I did have to add both list-style-type: none; and display: inline; to the css for both .related-posts and .related-posts li to get it to be horizontal but no sweat!
You can see however, that John’s images do not tend to use next near the bottom. Because of that, they are suitable for the text overlay, but my thumbnails are not.
So I expanded the .related-posts height to 180 px and the .related-title to 70 px. I also altered the opacity to 0.95 and tweaked the font color to match.
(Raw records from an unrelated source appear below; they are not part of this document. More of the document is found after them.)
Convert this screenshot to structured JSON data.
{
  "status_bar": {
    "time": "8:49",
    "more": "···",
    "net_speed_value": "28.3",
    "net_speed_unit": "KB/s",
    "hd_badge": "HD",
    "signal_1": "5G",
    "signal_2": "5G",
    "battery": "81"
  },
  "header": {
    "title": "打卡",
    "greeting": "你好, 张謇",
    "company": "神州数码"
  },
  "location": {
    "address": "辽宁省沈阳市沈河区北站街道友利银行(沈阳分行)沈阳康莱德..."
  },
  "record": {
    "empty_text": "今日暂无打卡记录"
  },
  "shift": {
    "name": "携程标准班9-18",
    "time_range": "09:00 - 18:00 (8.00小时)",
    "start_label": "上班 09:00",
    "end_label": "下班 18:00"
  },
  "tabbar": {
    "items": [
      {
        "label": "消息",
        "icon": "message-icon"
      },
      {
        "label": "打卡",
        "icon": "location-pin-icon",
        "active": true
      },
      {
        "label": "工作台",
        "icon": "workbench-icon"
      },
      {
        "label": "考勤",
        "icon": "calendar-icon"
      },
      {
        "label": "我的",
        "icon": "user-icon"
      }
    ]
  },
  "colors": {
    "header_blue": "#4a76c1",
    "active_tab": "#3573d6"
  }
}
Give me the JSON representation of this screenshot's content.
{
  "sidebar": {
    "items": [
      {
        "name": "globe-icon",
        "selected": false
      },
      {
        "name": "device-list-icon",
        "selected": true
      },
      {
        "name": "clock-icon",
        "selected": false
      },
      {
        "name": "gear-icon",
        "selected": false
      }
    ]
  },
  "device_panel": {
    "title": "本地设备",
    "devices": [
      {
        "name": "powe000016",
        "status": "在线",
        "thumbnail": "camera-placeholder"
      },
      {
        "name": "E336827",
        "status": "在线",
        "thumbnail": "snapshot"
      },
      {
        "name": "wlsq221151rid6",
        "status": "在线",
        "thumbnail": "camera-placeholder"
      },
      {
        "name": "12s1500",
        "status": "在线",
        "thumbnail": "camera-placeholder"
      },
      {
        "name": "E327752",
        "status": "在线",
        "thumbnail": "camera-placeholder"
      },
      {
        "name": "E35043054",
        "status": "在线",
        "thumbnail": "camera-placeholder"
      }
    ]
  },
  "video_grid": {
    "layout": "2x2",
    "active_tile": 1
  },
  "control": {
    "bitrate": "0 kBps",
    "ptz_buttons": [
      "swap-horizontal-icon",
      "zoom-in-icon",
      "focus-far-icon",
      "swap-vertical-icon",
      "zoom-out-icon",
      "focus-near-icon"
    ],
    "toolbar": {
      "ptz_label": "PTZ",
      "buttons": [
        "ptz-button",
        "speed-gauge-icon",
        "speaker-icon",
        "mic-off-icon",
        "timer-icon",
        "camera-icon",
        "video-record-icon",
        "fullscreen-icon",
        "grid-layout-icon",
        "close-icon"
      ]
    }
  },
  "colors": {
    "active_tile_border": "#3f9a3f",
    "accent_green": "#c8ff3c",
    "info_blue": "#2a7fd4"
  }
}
This gave me:
The code provided by Urban Giraffe is suitable for use on Thesis and non-Thesis themes alike and works very well to add related post thumbnail images to YARPP on WordPress.
This gives me the advantage of using YARPP to do the heavy-lifting of generating highly relevant related posts while manipulating it to give me a stylish output that isn’t as bah as text-links!
(You may notice from time to time that because I do not have featured images added to all my old content that it sometimes uses text in place of the pictures. I’m cool with that. Just more work I need to do on my old content and haven’t gotten around to!)
As you can see, there are multiple ways to accomplish a similar effect. While the plugins alone are not likely to give you as much SEO benefit as you may hope they still serve your reader and are useful when you’re not ready to do it yourself or to hire someone to add code for you.
I have previously left YARPP and now returned to it for the benefits it brings.
Interlinking your WordPress content using BOTH related links AND manual links is an important key to taking care of your reader while building your SEO.
Are you using related posts on your blog? If so, which plugin or code are you using?
~ Kim ~
Simple Tech Tips For Marketing
PS: You might notice that on some posts, I STILL have some related text links at the bottom of the post. These are links to related posts by other bloggers that I have added as part of using Zemanta to improve my SEO.